This March 2018 Spanish rap music video by Valtònyc is a song critical of the Spanish monarchy.
By Alejandro López in Spain:
26 July 2018
A Belgian court provisionally released rapper Josep Miquel Beltrán (stage name Valtònyc) pending its decision on a European Arrest Warrant (EAW) issued by Spain. The rapper fled Spain in May to avoid a three-and-a-half-year prison sentence after being convicted of glorifying terrorism, insulting the monarchy, and issuing threats in songs posted on YouTube and other internet platforms.
Valtònyc has defended his songs saying, “Calling me a terrorist is nonsense … My songs don’t hurt anyone, I haven’t killed anyone. I rap about things that happen, but I’m not a participant.” He invoked freedom of expression in his defense, describing the very nature of rap lyrics as “extreme, provocative, allegorical and symbolic.”
Valtònyc is widely supported among Spanish youth.
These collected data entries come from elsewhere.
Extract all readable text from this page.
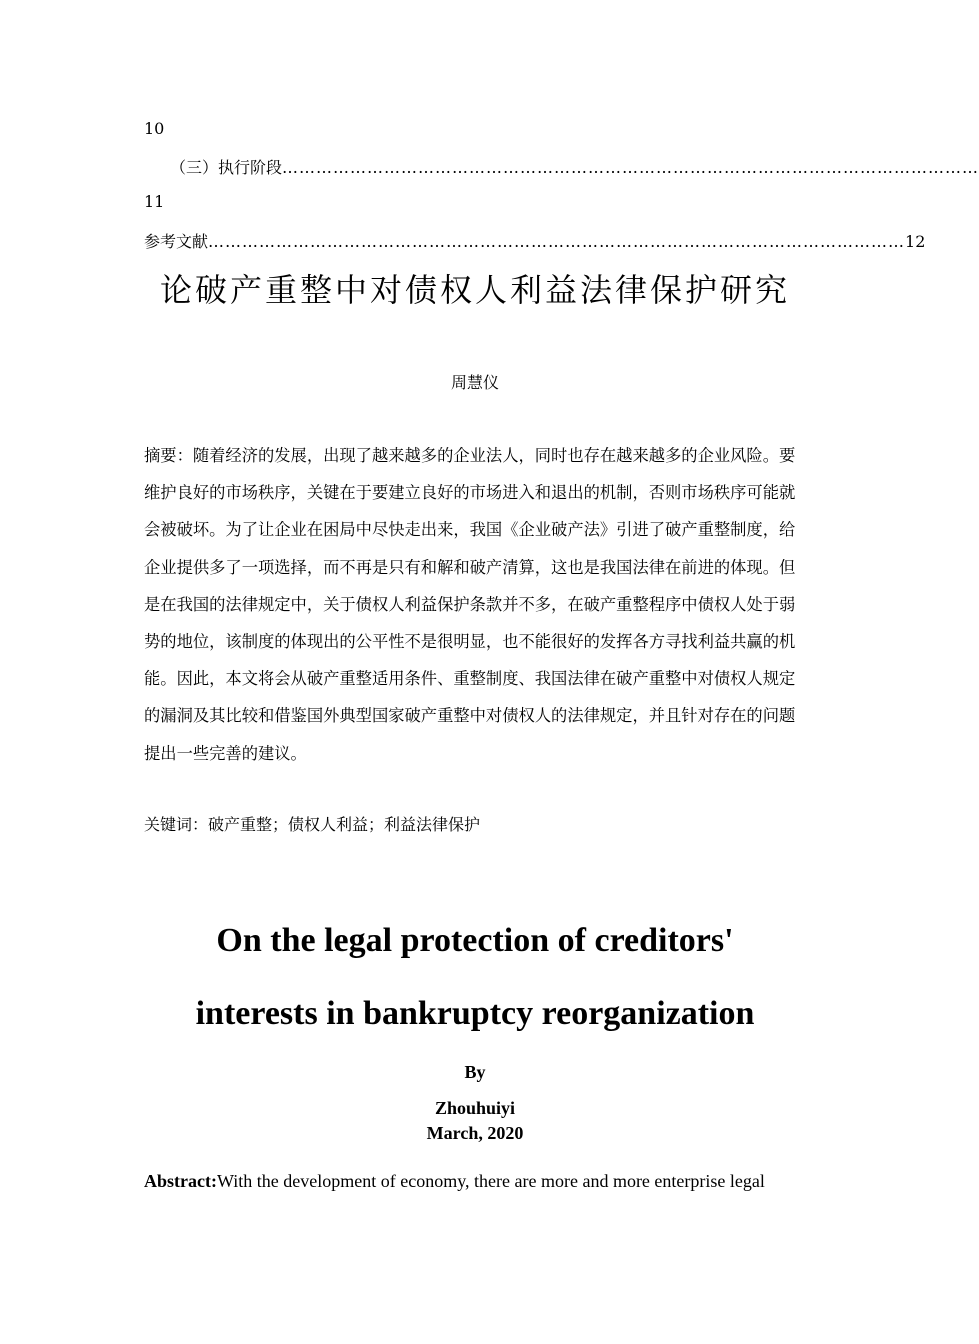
10
（三）执行阶段 ……………………………………………………………………………………………………………
11
参考文献 …………………………………………………………………………………………………………… 12
论破产重整中对债权人利益法律保护研究
周慧仪
摘要：随着经济的发展，出现了越来越多的企业法人，同时也存在越来越多的企业风险。要维护良好的市场秩序，关键在于要建立良好的市场进入和退出的机制，否则市场秩序可能就会被破坏。为了让企业在困局中尽快走出来，我国《企业破产法》引进了破产重整制度，给企业提供多了一项选择，而不再是只有和解和破产清算，这也是我国法律在前进的体现。但是在我国的法律规定中，关于债权人利益保护条款并不多，在破产重整程序中债权人处于弱势的地位，该制度的体现出的公平性不是很明显，也不能很好的发挥各方寻找利益共赢的机能。因此，本文将会从破产重整适用条件、重整制度、我国法律在破产重整中对债权人规定的漏洞及其比较和借鉴国外典型国家破产重整中对债权人的法律规定，并且针对存在的问题提出一些完善的建议。
关键词：破产重整；债权人利益；利益法律保护
On the legal protection of creditors'
interests in bankruptcy reorganization
By
Zhouhuiyi
March, 2020
Abstract:With the development of economy, there are more and more enterprise legal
In April, a group of Spanish rap artists recorded a video in support of free speech and the rapper, and opposed to the royal Bourbon dynasty under the title “Los Borbones son unos Ladrones” (The Bourbons are Thieves).
This April 2018 Spanish music video is called Los Borbones son unos Ladrones VIDEO (feat. Frank T, Sara Hebe, Elphomega, Rapsusklei…).
The unrelenting pursuit of Valtònyc is further evidence of the growing assault on free speech and democratic rights in Spain and throughout Europe.
WikiLeaks founder Julian Assange is the most high-profile victim of the EAW. He was first arrested in London in December 2010 under its anti-democratic provisions to answer trumped up “questions” of sexual misconduct in Sweden.
In 2017, an EAW was issued by Spain against ousted Catalan separatist leader Carles Puigdemont. It has subsequently been dropped.
Dropped because Germany did want to extradite Puigdemont, but not for ‘rebellion’ which is not a crime in Germany.
Esteban Beltrán, the director of Amnesty International Spain has stated, “Sending rappers to jail for song lyrics and outlawing political satire demonstrates how narrow the boundaries of acceptable online speech have become in Spain.”
“People should not face criminal prosecution simply for saying, tweeting or singing something that might be distasteful or shocking. Spain’s broad and vaguely-worded law is resulting in the silencing of free speech and the crushing of artistic expression.”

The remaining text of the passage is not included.